Hi,
I am evaluating OpenMPI 5.0.0 and I am experiencing a race condition when
spawning a different number of processes in different nodes.
With:
$cat hostfile
node00
node01
node02
node03
If I run this code:
#include <stdio.h>
#include <stdlib.h>
#include <mpi.h>
int main(int argc, char* argv[]){
MPI_Init(&argc, &argv);
MPI_Comm intercomm;
int final_nranks = 4, len;
char name[MPI_MAX_PROCESSOR_NAME];
MPI_Get_processor_name(name, &len);
MPI_Comm_get_parent(&intercomm);
if(intercomm == MPI_COMM_NULL){
MPI_Info info;
MPI_Info_create(&info);
MPI_Info_set(info, "hostfile", "hostfile");
MPI_Info_set(info, "map_by", "ppr:1:node");
MPI_Comm_spawn(argv[0], MPI_ARGV_NULL, final_nranks, info, 0,
MPI_COMM_WORLD, &intercomm, MPI_ERRCODES_IGNORE);
printf("PARENT %s\n", name);
} else {
printf("CHILD %s\n", name);
}
MPI_Finalize();
return 0;
}
With the command:
$ mpirun -np 2 --hostfile hostfile --map-by node ./a.out
Sometimes I get this (that it is what I wanted, but without PMIX errors):
[node00:281361] PMIX ERROR: ERROR in file prted/pmix/pmix_server_dyn.c at line
1034
[node00:281361] PMIX ERROR: OUT-OF-RESOURCE in file base/bfrop_base_unpack.c at
line 1839
PARENT node00
CHILD node00
PARENT node01
CHILD node01
CHILD node02
CHILD node03
However, in other executions I get the following output:
[node00:281468] PMIX ERROR: ERROR in file prted/pmix/pmix_server_dyn.c at line
1034
[node00:281468] PMIX ERROR: OUT-OF-RESOURCE in file base/bfrop_base_unpack.c at
line 1839
--------------------------------------------------------------------------
PRTE has lost communication with a remote daemon.

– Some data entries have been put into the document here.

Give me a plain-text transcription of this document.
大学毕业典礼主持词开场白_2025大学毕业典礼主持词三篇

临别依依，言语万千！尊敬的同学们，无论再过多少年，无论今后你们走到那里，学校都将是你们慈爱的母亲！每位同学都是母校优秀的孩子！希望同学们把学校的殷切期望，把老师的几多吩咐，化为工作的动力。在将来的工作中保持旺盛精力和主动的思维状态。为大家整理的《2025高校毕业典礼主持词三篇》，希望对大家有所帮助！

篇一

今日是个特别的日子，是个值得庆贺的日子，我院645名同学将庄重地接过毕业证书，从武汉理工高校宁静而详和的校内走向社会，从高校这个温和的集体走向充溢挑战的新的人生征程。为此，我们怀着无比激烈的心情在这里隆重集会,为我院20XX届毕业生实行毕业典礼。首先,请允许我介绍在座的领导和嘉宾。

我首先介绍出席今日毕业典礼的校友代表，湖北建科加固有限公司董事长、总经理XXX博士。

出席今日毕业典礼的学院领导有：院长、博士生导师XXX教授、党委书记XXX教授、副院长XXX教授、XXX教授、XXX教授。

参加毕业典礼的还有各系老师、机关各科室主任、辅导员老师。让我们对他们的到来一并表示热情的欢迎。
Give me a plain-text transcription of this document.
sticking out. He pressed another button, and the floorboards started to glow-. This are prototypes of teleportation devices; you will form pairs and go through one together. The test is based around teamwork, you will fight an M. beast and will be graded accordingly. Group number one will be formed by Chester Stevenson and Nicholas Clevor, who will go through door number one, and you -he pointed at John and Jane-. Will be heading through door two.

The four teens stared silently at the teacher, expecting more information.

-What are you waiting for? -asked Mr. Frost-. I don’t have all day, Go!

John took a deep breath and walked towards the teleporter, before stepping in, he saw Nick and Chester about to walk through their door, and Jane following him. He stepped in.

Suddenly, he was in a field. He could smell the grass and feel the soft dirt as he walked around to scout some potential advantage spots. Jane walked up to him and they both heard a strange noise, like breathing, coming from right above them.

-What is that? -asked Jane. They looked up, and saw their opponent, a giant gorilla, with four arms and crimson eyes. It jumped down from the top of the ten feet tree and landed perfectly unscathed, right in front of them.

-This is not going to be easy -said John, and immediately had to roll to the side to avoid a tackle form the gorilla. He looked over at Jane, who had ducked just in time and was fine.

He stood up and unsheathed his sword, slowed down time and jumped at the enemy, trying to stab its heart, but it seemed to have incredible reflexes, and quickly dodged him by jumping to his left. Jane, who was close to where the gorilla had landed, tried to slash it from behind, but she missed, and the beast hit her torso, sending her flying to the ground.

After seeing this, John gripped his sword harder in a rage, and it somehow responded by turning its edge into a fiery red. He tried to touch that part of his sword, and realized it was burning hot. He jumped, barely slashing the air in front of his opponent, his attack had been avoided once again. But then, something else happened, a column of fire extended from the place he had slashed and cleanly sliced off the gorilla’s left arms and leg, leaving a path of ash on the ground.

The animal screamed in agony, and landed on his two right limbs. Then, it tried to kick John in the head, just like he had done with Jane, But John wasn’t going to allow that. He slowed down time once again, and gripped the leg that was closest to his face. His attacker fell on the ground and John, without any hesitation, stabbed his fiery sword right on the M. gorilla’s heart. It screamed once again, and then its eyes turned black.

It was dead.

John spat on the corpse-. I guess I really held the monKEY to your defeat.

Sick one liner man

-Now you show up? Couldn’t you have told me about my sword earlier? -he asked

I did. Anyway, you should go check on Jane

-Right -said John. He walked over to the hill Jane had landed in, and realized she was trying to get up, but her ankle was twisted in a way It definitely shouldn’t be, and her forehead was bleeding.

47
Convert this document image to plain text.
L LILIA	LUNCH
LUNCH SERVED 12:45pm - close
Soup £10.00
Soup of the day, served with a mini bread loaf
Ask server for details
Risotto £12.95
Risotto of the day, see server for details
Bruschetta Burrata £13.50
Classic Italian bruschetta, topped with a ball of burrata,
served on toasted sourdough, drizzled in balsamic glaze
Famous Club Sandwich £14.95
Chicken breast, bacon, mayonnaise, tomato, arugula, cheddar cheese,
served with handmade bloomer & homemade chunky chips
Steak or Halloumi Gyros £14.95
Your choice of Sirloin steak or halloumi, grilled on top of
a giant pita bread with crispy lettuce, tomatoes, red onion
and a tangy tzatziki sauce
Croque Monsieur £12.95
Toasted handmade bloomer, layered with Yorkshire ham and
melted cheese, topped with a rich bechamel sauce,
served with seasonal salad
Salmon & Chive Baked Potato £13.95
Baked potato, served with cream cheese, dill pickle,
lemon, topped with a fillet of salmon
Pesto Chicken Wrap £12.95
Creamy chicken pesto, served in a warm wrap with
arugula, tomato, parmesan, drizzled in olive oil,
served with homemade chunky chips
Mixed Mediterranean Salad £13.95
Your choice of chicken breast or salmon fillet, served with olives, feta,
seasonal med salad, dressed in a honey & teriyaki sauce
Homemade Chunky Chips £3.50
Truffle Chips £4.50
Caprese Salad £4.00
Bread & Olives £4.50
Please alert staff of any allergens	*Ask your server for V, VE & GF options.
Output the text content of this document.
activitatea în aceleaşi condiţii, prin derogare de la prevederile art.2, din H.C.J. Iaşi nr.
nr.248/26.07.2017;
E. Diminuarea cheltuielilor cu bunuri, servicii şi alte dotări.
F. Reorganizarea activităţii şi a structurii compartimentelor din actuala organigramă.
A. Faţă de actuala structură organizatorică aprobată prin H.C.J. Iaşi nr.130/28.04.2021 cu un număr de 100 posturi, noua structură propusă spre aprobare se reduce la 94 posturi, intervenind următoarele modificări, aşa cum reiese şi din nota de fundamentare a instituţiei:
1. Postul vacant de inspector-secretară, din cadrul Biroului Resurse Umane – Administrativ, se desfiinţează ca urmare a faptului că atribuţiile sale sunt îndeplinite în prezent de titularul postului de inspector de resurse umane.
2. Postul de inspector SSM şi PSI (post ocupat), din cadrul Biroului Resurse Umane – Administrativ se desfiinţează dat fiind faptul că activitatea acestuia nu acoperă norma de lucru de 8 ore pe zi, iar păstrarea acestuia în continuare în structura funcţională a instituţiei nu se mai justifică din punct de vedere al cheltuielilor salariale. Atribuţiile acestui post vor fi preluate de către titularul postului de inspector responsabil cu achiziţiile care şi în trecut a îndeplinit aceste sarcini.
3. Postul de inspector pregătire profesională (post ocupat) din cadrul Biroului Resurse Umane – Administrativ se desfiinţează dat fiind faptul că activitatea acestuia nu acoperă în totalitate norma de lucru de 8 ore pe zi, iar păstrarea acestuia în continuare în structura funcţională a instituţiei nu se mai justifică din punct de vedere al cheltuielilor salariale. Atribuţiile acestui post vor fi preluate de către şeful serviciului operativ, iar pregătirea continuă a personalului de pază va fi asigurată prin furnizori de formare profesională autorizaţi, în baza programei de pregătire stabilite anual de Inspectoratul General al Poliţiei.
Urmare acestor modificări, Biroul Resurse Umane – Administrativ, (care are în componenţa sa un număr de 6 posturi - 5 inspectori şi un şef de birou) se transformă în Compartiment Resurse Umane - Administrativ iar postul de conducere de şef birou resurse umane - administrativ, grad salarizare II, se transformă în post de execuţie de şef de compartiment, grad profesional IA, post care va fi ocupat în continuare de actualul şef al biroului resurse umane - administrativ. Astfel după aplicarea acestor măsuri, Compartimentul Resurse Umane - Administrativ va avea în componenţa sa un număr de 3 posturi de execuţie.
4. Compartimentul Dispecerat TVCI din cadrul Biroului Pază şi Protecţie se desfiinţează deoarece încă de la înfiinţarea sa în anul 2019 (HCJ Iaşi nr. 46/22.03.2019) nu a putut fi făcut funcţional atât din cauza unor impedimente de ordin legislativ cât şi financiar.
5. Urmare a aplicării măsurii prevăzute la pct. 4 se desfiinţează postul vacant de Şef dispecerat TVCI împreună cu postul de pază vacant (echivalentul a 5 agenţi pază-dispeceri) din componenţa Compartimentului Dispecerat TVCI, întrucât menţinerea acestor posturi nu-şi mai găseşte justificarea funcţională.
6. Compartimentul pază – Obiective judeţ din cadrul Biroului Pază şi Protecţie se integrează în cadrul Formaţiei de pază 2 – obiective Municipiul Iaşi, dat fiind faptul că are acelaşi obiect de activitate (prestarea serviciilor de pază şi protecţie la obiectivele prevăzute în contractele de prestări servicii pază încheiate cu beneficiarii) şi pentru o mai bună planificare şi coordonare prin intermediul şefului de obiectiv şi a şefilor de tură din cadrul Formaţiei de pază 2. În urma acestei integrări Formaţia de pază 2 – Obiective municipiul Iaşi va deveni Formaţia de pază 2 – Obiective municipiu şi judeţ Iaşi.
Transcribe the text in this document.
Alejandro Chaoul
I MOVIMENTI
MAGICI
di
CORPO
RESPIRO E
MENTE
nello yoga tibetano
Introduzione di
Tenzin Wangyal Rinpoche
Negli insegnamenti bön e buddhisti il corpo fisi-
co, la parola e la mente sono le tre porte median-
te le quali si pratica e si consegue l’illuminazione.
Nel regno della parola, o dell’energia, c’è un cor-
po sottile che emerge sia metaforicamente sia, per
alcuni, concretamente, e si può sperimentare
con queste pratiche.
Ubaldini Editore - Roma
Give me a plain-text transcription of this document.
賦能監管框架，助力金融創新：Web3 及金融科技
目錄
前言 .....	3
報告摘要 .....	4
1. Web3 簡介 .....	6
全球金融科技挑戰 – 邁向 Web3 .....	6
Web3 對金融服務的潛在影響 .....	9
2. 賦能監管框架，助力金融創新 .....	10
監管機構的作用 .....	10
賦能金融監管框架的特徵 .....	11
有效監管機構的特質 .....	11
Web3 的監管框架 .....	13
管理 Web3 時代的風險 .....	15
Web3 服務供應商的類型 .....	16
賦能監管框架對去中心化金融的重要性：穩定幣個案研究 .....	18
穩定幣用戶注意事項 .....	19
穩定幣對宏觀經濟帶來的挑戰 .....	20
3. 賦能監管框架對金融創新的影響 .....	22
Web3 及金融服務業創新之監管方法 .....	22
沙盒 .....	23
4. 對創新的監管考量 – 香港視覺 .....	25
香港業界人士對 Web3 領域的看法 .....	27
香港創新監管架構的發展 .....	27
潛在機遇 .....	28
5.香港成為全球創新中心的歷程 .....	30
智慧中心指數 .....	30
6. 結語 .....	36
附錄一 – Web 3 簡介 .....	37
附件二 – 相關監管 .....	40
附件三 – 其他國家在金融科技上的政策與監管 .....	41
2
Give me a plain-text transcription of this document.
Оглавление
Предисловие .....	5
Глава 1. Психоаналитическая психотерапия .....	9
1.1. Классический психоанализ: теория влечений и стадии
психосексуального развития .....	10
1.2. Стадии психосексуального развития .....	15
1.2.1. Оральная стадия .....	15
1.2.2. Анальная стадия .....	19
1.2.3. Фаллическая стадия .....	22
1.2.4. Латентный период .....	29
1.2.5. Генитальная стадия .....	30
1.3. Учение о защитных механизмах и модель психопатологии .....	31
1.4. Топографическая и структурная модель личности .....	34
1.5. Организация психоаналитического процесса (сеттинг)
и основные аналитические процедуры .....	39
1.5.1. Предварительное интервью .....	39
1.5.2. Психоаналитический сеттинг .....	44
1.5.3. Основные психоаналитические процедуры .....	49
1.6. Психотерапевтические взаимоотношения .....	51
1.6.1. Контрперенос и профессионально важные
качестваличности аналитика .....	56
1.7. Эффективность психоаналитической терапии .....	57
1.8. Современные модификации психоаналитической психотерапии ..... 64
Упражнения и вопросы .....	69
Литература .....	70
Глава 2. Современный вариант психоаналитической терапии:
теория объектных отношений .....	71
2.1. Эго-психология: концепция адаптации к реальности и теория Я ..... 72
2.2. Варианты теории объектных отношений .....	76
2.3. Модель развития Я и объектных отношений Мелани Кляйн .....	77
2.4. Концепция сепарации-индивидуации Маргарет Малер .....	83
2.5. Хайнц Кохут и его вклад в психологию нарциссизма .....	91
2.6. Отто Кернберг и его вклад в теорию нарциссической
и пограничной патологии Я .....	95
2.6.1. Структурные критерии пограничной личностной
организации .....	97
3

HNP daemon : [prterun-node00-281468@0,0] on node node00
Remote daemon: [prterun-node00-281468@0,2] on node node01
This is usually due to either a failure of the TCP network
connection to the node, or possibly an internal failure of
the daemon itself. We cannot recover from this failure, and
therefore will terminate the job.
--------------------------------------------------------------------------
[node00:00000] *** An error occurred in Socket closed
[node00:00000] *** reported by process [3933011970,0]
[node00:00000] *** on a NULL communicator
[node00:00000] *** Unknown error
[node00:00000] *** MPI_ERRORS_ARE_FATAL (processes in this communicator will
now abort,
[node00:00000] *** and MPI will try to terminate your MPI job as well)
I also submitted the issue in Github:
https://github.com/open-mpi/ompi/issues/11421
Any help is appreciatted, even if it is in the shape of hints to hack some
parts of the code that may be causing this issue.
Thank you.